Si el sábado fui al Principal, donde Charo López-Celestina relataba la vida entera de aquella famosa alcahueta (sí, la de Calixto y Melibea), el domingo por la mañana pasé por La Aljafería, a ver la exposición sobre Fernando II. Así viajé a las Españas de finales del siglo XV, época repleta de sucesos que hoy tenemos por legendarios, y de la que muchos personajes actuales sacan partido político sin el más mínimo reparo. Es, como me temía, lo que se ha hecho con el Rey Católico, a quien se evoca en una muestra de enorme coste, desigual en su contenido artístico y contextualizada con equívocos paneles y cartelas. Al glosar su figura en base a las alabanzas que vertieron sobre él cronistas a sueldo y beneficiados, se dejan fuera de la fotografía demasiadas cosas y se mete otras que son puro presentismo. La única iniciativa cultural acometida en cuatro años por este Gobierno de Aragón huele... a PP.

Fernando y Celestina fueron coetáneos. El uno nació y vivió en palacio; la otra, en el arroyo. El Tribunal del Santo Oficio que aquel instauró para consolidar su poder persiguió a ésta por bruja. Él vio casi cumplidos sus sueños de gloria; ella acabó, probablemente, en la hoguera.
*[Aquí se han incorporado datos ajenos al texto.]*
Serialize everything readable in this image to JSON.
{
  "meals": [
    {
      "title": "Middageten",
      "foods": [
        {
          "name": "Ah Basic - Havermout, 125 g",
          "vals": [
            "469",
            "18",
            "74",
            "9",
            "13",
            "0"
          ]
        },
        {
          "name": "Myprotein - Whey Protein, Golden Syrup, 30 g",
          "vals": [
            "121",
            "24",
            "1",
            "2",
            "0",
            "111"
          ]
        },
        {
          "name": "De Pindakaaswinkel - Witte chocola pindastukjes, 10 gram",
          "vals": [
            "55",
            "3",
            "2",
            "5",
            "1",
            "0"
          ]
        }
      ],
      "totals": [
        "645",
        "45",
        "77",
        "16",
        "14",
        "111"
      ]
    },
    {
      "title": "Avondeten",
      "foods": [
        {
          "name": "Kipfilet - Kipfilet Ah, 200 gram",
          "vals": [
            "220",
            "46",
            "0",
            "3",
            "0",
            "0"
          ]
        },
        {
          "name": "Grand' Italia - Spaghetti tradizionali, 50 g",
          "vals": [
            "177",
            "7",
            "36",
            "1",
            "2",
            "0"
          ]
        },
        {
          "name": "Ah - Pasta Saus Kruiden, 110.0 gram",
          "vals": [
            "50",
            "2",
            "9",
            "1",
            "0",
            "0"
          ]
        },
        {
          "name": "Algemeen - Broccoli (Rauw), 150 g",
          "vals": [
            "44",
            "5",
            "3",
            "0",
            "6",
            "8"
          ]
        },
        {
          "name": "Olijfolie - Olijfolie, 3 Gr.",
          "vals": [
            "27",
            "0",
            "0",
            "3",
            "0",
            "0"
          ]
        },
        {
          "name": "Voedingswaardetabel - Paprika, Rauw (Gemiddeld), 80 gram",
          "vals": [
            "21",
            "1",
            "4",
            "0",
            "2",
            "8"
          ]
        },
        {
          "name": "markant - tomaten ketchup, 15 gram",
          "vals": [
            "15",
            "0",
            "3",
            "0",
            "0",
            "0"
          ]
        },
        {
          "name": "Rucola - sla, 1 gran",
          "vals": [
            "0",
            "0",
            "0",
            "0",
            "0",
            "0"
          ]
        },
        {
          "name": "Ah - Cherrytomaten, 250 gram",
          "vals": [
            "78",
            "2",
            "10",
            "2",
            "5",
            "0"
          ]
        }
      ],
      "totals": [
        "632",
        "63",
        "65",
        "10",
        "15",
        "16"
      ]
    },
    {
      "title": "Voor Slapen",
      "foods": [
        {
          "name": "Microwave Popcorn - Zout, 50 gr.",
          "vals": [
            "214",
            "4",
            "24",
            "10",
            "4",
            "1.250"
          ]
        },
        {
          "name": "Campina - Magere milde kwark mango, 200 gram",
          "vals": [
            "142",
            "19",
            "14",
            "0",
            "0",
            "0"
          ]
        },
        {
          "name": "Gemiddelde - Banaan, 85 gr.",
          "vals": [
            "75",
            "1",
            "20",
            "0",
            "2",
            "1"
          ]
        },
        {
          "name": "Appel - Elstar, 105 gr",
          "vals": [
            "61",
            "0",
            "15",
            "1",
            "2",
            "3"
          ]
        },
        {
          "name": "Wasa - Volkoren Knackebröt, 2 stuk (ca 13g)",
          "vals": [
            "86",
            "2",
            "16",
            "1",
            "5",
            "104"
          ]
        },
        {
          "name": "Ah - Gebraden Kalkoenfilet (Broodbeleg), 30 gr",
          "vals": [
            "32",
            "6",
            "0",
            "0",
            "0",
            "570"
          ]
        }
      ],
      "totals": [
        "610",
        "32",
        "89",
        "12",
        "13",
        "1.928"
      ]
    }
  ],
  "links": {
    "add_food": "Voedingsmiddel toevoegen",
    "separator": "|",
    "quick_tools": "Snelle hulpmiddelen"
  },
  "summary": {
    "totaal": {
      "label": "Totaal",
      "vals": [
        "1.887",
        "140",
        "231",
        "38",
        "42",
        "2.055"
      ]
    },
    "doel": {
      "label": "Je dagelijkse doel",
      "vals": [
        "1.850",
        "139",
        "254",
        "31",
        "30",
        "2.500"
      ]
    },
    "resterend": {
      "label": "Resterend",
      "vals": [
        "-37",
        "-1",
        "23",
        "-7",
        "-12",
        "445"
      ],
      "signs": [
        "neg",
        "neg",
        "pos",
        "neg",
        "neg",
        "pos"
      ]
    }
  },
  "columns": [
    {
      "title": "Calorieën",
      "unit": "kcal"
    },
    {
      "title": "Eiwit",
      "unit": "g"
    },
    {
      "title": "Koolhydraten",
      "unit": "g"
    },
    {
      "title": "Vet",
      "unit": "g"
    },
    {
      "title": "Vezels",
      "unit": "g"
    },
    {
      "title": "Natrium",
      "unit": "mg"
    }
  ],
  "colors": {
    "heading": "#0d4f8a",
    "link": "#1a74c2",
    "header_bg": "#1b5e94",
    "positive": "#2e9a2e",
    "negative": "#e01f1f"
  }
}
Así era y así es la distancia que separa a los poderosos de la gente del común. Y sin embargo... podríamos imaginar que un día, en Salamanca, el Rey (que era tan católico como putero) se tropezó con la joven Celestina (que ya ejercía de moza fácil). Pasó lo habitual en tales casos, y luego el placer dio paso a la nigromancia. La hechicera auguró al monarca sus éxitos y fracasos por venir, le anunció que sus descendientes nunca dominarían el mundo y que el último de ellos (Carlos II, El Hechizado) moriría imbécil y sin descendencia, dejando a las Españas sumidas en la más negra decadencia. Quizás le vaticinase futuros honores, como esta exposición de ahora, tan hagiográfica. Mas si le adelantó que tan exaltador homenaje sería inaugurado por un Rey no ya Aragón ni Trastamara ni siquiera Austria, sino Borbón y de ancestros franceses, cabe suponer que al Gran Señor no le haría ninguna gracia. Qué retorcida es la Historia.